It happened again this morning on my way to work: On Old Plank Road in Spotsylvania, just east of Raintree subdivision, a blur of brown and white feathers landed about 20 yards off the road, probably to scavenge an animal carcass. A bald eagle. A few months ago, I was getting into my car near Todds Tavern and I happened to look up at something in the big oak tree next to my shed. Another eagle. It sat for a couple minutes, then flew away, its white head and tail feathers glistening in the morning sun. Another place they seem to favor is the strech of river around Fredericksburg’s City Dock. At brief lunch outings from the paper, I’ve seen them soaring high above the river, or sitting in trees along the bank.
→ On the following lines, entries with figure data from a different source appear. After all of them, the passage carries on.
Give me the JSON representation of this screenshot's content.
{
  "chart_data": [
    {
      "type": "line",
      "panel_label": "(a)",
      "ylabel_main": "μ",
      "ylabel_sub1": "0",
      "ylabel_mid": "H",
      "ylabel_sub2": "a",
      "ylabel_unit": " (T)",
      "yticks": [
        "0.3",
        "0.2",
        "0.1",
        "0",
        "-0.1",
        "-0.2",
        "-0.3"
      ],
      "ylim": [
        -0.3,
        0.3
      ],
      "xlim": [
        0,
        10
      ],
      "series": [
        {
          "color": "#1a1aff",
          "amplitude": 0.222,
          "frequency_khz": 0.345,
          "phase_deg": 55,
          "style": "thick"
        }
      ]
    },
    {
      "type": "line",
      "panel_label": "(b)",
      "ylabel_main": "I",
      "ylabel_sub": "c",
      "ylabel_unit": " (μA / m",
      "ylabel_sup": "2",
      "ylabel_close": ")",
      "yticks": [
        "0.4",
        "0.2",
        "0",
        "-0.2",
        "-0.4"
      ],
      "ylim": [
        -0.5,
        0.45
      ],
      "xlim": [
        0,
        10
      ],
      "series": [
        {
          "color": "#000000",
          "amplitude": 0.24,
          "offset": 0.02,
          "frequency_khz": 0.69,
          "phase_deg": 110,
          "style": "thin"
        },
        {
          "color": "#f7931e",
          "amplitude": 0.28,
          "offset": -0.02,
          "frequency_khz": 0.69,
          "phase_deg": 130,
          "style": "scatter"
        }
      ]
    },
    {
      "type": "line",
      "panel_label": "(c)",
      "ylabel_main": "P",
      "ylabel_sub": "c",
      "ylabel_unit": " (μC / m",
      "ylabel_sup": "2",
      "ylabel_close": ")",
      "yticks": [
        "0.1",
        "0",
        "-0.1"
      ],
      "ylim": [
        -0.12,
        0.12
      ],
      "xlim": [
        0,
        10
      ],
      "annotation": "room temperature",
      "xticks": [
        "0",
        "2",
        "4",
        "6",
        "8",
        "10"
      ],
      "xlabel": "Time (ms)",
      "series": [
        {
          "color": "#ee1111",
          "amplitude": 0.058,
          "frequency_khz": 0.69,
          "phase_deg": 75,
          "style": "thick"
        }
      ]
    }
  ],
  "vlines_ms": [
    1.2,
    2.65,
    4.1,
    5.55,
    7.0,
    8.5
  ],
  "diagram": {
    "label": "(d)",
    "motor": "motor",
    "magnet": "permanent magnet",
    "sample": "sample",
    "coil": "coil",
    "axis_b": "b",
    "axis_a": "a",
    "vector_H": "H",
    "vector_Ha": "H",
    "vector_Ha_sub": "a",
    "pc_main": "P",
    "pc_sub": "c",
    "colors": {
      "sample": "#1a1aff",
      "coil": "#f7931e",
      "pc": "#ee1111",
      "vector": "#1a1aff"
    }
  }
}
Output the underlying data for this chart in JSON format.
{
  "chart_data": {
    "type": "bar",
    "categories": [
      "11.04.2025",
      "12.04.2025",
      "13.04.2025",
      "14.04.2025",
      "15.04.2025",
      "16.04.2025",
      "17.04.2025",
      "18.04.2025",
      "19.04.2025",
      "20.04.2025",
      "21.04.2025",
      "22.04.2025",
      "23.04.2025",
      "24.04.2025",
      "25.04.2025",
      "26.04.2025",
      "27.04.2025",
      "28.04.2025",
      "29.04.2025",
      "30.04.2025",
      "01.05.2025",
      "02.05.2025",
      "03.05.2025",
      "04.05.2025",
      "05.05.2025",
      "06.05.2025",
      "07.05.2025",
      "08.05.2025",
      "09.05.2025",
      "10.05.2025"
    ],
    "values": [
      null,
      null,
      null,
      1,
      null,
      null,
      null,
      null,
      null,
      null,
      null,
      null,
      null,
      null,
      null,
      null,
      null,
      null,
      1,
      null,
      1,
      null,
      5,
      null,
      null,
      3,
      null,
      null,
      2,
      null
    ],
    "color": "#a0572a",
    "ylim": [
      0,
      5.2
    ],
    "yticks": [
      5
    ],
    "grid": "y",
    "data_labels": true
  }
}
I mention this because bald eagle sightings are no longer that unusual in
the area. It’s a joyful sign that these majestic birds of prey, once endangered due to the lingering affects of pesticide poisoning, are making an incredible comeback. So much so, that in June 2007, they were removed from the federal list of endangered and threatened wildlife and plants. After decades of conservation efforts, bald eagles returned from a low of about 400 nesting pairs in the lower 48 states in 1963, to over 10,000 nesting pairs today.
The lower Rappahannock and Potomac rivers have contributed to that success in a big way. Those are sweet spots where they congregate this time of year to nest and to await the runs of migratory fish from the Chesapeake Bay. Biologists tell me that there are so many eagles there, that–like an avian river condo development–there’s not enough room for all of them. So they’re venturing ever farther up the tidal reaches of our two rivers.
That’s not to say everything is well: Development continues to take its toll on eagle habitat, and though some birds don’t seem to mind sharing space with people, cars and buildings, others may not be so inclined. Bald eagles continue to be protected under the regulatory predecessors of the Endangered Species Act—the 1940 Bald and Golden Eagle Recovery Act and the Migratory Bird Treaty Act of 1929. Other more recent statutes protect wetlands and important wildlife habitat.
Four years ago this month, I accompanied Bill Portlock, a biologist and senior educator with the Chesapeake Bay Foundation, on a one-day winter eagle survey on a 35-mile stretch of the Rappahannock from Tappahannock to a spot just above Port Royal. That day, he and a colleague counted 209 eagles, fewer than they expected, because of the strong winds.